Mann in charge

Community

It isn’t the inaugural year Maxine Mann had been planning for her career at Nova Scotia Community College, Pictou Campus, as the new principal but she has made the best out of dealing with COVID-19 for the past year and is ready to help the college make a difference in the county.

With experience in the field and a background that will help her piece together a network of partners and help students, Mann has embraced the position and is prepared to help the college and the community.
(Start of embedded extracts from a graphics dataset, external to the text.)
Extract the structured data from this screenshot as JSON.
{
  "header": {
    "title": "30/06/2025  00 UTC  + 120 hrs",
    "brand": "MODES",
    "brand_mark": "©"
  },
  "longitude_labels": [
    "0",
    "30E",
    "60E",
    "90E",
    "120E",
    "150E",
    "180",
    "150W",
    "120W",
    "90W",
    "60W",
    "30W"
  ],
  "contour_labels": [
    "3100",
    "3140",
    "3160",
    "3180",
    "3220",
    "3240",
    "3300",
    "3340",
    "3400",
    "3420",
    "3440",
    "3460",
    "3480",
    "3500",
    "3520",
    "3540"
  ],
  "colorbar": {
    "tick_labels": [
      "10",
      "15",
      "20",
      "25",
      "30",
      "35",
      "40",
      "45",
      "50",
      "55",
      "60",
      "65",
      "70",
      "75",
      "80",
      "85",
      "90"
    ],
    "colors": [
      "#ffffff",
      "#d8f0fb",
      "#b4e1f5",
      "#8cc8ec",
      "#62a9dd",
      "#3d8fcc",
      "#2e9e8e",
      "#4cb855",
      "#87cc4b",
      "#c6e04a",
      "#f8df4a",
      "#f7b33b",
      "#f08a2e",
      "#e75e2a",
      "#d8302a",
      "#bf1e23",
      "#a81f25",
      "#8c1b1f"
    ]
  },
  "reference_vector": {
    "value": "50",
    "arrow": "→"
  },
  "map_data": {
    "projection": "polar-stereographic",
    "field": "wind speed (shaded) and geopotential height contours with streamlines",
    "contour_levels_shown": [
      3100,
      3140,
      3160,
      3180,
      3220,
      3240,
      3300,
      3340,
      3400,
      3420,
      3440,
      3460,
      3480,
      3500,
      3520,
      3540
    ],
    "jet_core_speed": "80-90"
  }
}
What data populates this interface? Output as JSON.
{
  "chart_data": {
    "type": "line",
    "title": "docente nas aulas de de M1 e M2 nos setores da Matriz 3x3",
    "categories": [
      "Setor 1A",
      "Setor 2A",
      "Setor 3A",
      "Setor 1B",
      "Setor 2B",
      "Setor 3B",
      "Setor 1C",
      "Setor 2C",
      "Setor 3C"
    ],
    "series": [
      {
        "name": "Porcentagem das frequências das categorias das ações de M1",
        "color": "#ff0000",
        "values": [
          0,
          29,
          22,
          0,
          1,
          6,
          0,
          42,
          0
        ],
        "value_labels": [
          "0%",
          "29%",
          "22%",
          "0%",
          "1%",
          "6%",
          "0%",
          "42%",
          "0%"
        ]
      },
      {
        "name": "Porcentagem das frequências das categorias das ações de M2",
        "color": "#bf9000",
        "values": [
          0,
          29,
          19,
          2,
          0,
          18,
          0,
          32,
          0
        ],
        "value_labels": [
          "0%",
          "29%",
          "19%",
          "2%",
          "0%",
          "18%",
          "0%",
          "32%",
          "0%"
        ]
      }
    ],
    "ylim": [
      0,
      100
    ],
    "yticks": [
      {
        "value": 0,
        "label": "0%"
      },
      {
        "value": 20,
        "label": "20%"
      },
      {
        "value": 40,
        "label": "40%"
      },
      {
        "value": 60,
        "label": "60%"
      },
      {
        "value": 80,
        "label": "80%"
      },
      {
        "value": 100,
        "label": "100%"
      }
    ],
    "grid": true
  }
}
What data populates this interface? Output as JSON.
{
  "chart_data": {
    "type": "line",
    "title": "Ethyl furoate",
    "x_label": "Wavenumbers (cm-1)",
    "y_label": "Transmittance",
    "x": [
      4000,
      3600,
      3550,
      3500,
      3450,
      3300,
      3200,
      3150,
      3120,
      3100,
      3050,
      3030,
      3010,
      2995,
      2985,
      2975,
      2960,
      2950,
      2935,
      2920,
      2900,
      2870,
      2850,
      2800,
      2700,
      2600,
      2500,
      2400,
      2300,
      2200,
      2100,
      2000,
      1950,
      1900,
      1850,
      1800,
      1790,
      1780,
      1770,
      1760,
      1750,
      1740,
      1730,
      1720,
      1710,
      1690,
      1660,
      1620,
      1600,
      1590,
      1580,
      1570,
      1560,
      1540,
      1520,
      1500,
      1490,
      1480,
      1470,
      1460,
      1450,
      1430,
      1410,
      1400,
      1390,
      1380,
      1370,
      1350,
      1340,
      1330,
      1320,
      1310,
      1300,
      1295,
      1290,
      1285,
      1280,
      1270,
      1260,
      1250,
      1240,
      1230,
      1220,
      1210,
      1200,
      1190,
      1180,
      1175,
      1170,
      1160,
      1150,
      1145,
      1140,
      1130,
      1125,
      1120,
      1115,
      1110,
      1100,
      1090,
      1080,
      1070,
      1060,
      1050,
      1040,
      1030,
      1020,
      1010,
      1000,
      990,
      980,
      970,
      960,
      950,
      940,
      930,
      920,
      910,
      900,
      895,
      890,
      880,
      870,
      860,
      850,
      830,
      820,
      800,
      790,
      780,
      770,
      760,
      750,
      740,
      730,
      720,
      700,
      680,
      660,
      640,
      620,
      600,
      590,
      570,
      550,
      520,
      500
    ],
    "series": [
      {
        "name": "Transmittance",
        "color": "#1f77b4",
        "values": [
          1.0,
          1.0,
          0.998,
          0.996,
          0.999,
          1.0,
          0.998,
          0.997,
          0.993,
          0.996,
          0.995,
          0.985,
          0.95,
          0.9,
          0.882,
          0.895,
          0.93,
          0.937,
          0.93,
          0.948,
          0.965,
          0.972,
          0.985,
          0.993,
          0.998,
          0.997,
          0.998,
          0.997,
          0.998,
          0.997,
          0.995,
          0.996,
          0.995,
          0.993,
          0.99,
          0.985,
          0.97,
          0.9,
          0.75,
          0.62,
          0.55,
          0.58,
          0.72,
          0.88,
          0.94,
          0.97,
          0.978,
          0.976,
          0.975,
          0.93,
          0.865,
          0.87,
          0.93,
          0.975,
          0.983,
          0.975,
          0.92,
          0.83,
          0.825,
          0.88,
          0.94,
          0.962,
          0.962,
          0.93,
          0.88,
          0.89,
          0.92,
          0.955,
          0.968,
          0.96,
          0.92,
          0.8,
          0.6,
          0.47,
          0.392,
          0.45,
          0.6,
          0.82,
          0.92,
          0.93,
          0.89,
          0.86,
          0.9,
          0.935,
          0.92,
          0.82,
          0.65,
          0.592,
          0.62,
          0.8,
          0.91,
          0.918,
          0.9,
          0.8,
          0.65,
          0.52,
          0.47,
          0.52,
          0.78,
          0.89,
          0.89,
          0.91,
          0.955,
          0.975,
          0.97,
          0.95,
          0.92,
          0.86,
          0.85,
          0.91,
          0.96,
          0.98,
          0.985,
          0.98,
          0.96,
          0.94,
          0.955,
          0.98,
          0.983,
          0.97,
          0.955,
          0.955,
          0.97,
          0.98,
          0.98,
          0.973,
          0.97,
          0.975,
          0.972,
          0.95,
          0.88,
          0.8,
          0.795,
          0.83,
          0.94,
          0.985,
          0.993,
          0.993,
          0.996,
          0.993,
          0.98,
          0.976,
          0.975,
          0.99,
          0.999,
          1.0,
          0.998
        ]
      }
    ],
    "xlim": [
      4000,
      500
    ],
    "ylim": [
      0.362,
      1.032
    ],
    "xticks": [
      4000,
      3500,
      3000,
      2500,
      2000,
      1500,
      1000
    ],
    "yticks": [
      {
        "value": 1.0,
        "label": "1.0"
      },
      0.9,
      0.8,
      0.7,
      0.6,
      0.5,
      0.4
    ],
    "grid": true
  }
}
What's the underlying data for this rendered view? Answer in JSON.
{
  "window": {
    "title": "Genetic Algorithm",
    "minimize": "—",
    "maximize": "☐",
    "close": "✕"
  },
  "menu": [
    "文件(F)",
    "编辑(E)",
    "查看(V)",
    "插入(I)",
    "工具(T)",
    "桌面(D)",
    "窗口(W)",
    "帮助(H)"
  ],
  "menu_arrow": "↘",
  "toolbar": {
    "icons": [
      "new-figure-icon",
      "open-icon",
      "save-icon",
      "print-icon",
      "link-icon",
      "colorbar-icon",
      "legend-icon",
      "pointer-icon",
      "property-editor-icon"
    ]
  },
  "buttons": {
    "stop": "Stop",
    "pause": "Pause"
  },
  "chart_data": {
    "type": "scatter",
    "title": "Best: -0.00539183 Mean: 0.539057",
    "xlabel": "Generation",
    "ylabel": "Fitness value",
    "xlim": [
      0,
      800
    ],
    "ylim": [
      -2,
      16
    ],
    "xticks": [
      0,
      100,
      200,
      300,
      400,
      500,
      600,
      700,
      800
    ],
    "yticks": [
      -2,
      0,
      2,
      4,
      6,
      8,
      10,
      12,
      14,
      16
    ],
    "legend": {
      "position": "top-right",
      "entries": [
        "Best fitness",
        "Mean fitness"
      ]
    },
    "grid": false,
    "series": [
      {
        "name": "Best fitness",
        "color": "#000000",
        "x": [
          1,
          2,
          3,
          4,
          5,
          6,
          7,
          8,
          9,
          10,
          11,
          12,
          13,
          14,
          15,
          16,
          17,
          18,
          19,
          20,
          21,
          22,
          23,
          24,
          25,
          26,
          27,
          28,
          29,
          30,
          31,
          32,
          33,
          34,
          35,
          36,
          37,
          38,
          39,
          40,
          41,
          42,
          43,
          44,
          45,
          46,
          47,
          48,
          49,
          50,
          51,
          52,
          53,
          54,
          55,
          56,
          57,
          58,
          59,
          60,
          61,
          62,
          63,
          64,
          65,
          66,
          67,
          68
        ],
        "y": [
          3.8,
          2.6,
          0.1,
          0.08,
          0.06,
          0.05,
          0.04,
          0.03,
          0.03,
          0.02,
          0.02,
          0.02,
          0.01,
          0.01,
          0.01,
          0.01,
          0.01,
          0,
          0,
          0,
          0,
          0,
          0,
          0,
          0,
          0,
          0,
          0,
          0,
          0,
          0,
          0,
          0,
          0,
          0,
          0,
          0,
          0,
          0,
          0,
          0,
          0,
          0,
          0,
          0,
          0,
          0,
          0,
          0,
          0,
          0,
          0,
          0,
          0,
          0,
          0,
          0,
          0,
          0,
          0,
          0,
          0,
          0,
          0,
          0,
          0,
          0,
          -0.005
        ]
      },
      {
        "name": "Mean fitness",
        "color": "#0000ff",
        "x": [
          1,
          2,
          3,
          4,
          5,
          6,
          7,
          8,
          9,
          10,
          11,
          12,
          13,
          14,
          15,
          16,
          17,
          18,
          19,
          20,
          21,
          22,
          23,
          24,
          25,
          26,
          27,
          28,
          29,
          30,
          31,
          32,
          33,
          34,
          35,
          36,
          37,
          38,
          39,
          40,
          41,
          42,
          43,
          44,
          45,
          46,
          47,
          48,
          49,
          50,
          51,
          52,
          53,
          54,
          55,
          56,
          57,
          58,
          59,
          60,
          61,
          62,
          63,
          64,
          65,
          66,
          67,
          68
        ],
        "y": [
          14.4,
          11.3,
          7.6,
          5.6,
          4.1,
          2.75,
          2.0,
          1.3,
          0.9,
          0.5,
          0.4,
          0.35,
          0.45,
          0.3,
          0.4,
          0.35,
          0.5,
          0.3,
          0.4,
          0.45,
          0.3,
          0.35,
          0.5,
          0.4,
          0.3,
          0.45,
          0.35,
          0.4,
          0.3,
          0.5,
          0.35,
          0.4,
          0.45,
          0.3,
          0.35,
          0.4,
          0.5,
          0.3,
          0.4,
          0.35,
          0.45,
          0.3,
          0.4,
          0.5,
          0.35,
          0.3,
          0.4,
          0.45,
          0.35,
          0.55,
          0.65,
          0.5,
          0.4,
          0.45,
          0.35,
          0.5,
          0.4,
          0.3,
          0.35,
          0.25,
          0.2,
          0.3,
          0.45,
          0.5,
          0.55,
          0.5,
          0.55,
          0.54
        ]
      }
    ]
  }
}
A social worker by trade, Mann is more than prepared for any problems she may face in her new position. Originally beginning as a clinical supervisor and dealing with mental health and addictions, Mann eventually moved on to teach some classes and ended up working in Ontario at a college there. After spending time as the Dean of Arts and Science she was then made the Dean of the School of Trades and Technology and the School of Business.

Some life changes landed her visiting Nova Scotia semi-frequently with her husband to see her stepdaughter; it is the province in which her husband grew up.

“About three years ago I said, ‘boy, I think I could live in Nova Scotia’,” Mann said. “And here we are.”

After buying a house in Westville, Mann began working with the Nova Scotia Health Authority as the manager of Mental Health and Addictions and eventually applied for the position of principal at the NSCC because of her previous dean positions. She had her first day in the position exactly one year before she sat down to speak with The Advocate.

Mann shared that in her previous position, the college she worked at was in an area that is similar to Pictou County in that there had been plenty of industry in the area that has since left, leaving the area in a post-industrial state. As the new principal, Mann is hoping to use some of the same ideas in Pictou County so she can work with the community to further the economy.

“I felt that the college had a pivotal role that it could be playing.” Mann shared that she really enjoys this line of work as well as talking about the potential for the community and the college if everyone works together. Having been able to do it once before she is hoping that she will be able to recreate a bigger sense of community and enrich the education as well as the economy of the area that she is now proud to call her home.

Mann is hoping to be able to bring in more people to the college who are considered minorities and have more women interested in the trades programs that are offered. She is hoping that projects and outreach such as being able to engage younger groups in middle school, for example, will help women realize that trades are a viable option for them sooner in life. She added that by the time students get to high school a lot of them have a rough idea of what type of field they would like to go into for example, arts, science, etc. If more young girls and more minority populations are exposed to all the things they can do with a trade education then it may be more likely to be on their mind as they advance in schooling.

For issues such as minorities and women, Mann’s social worker background allows her to be able to really listen and help those who come to her with personal problems.

“I think it helps you see education differently.” She said that most issues relating to education — especially ones that someone would come to a principal for — are relating to poverty. In this way, she is prepared to handle it.

As far as the last year has been, Mann shared that the pandemic certainly limited what she was able to do in her position, but it did not stop her. In fact, she is most proud of how she was able to handle everything smoothly.

“Working with my team here with COVID, I’m quite proud of that,” she said. Having worked in education in Ontario when the SARS outbreak was prevalent she had experienced a medical outbreak crisis in the educational community before and shared that she felt that really helped her navigate this time around, along with the help of the staff as well.

Along with helping the community and the economy, Mann plans to spend the next while in her position thinking about innovation as well, not only how the school teaches its students but how education is delivered and futuristic planning assessment for the college. Optimizing and recognizing what the college is good at and what they are known for will play a big part in this, she said.

“One thing can change people’s lives and that’s education,” she smiled. “I think education is very powerful.”